With the Ridge and Lasso approach the coefficient have now much more interpretable magnitude compared to the Linear Polynomial model. Nevertheless, the coefficients on Ridge model remain relatively high, varying between -22 and +22, while Lasso's coefficient have more normal values, in between -3 and +7 range. This change is driven by the penalty on large coefficients to the loss function that these models incorporate. This shrinkage reduces variance and overfitting compared to the unregularized polynomial model, which is free to use huge, unstable coefficients to chase noise in the training data.

Lasso Model set 4 of the 56 polynomial features to zero, from which we can infer that many of the complex, high-degree terms don’t add much for predicting sales. Regarding the more important coefficient, we can infer that the main drivers are the lower-order effects of TV and Radio, while Newspaper plays only a small role.

Regarding the performance metrics of the Ridge and Lasso Models, they have similar magnitudes in the test and train set, suggesting a proper fit of the models. Moreover, it is worth noting that while the Ridge performs better on the train set, Lasso shows slight improvements in all metrics in the test set, repeating the same surprising dynamic observed in the Linear Regression.
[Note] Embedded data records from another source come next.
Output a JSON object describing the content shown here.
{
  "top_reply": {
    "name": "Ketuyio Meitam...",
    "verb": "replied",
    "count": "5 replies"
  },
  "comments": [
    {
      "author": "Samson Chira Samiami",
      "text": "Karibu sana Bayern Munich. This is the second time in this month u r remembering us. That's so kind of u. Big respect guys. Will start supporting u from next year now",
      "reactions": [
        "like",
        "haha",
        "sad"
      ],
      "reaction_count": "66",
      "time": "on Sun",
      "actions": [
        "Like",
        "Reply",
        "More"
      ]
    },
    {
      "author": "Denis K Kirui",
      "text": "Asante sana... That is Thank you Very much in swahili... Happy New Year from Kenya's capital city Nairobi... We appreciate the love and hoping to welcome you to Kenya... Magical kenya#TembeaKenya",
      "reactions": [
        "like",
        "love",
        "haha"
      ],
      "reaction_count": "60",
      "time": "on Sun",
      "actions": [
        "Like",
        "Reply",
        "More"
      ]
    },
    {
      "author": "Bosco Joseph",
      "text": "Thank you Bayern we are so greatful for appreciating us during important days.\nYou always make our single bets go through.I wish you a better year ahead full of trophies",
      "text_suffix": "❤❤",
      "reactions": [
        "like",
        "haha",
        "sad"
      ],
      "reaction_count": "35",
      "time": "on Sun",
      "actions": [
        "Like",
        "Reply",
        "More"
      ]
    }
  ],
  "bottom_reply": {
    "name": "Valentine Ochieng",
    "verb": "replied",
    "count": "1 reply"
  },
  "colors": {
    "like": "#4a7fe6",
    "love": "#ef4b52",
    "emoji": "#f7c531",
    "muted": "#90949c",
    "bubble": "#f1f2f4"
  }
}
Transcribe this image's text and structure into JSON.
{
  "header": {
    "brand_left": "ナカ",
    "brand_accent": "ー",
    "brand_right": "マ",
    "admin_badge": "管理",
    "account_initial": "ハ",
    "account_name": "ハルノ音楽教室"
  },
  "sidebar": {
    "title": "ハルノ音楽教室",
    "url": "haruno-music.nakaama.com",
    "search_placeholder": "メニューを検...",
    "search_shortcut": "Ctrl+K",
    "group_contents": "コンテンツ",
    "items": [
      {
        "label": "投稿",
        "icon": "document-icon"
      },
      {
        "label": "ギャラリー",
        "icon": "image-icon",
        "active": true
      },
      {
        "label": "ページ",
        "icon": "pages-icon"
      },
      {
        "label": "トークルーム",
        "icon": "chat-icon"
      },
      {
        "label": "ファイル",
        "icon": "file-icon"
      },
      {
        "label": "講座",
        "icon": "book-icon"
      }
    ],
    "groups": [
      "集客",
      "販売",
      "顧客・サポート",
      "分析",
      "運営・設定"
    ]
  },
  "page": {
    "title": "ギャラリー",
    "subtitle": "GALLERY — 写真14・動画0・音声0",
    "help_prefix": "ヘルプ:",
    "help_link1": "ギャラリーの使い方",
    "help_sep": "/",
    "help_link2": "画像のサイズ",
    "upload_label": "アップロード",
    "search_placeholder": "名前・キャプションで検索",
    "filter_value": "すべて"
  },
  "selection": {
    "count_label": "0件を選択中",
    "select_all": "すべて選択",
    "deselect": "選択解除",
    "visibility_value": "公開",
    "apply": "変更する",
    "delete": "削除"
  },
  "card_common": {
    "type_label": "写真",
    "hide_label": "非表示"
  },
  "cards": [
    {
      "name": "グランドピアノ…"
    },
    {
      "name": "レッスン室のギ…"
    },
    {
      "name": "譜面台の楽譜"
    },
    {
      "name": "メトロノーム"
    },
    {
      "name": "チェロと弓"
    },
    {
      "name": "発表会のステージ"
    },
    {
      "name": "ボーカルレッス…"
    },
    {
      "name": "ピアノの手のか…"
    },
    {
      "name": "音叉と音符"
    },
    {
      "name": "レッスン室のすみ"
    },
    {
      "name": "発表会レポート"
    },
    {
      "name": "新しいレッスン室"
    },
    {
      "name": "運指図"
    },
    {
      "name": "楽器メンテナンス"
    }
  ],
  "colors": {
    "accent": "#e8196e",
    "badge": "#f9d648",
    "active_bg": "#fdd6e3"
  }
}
In conclusion, Lasso and Ridge model brought significant improvements in comparison to the Linear Polynomial Model, underscoring the effectiveness of the penalty on large coefficients that these models comprise. This approach protect these models from coefficients influenced by noise in the training data.


### Answer to Question 3:

I’d say the Lasso model is my preferred tool for decision-making, but we must acknowledge that a simple linear regression tells essentially the same story, in a much simpler way.

Lasso takes the rich, flexible polynomial setup and fits it in a "rational way"to data. It is able to keep the useful signals and shrinks away the noise, yielding superior performance on new data and a more interpretable set of coefficients. It confirms that TV is the main driver of sales, with Radio playing a meaningful but secondary role, and Newspaper contributing very little at the margin. Nonetheless, the simple linear regression, points in exactly the same direction and is usually easier to explain and communicate to non-specialized peers.

So my recommendation to the CMO would be: use Lasso as the main model for decision-making, as it signficantly reduces errors, but don't disregard a simple linear model, as it tell pretty much the same story in a simpler way, improving interpretability.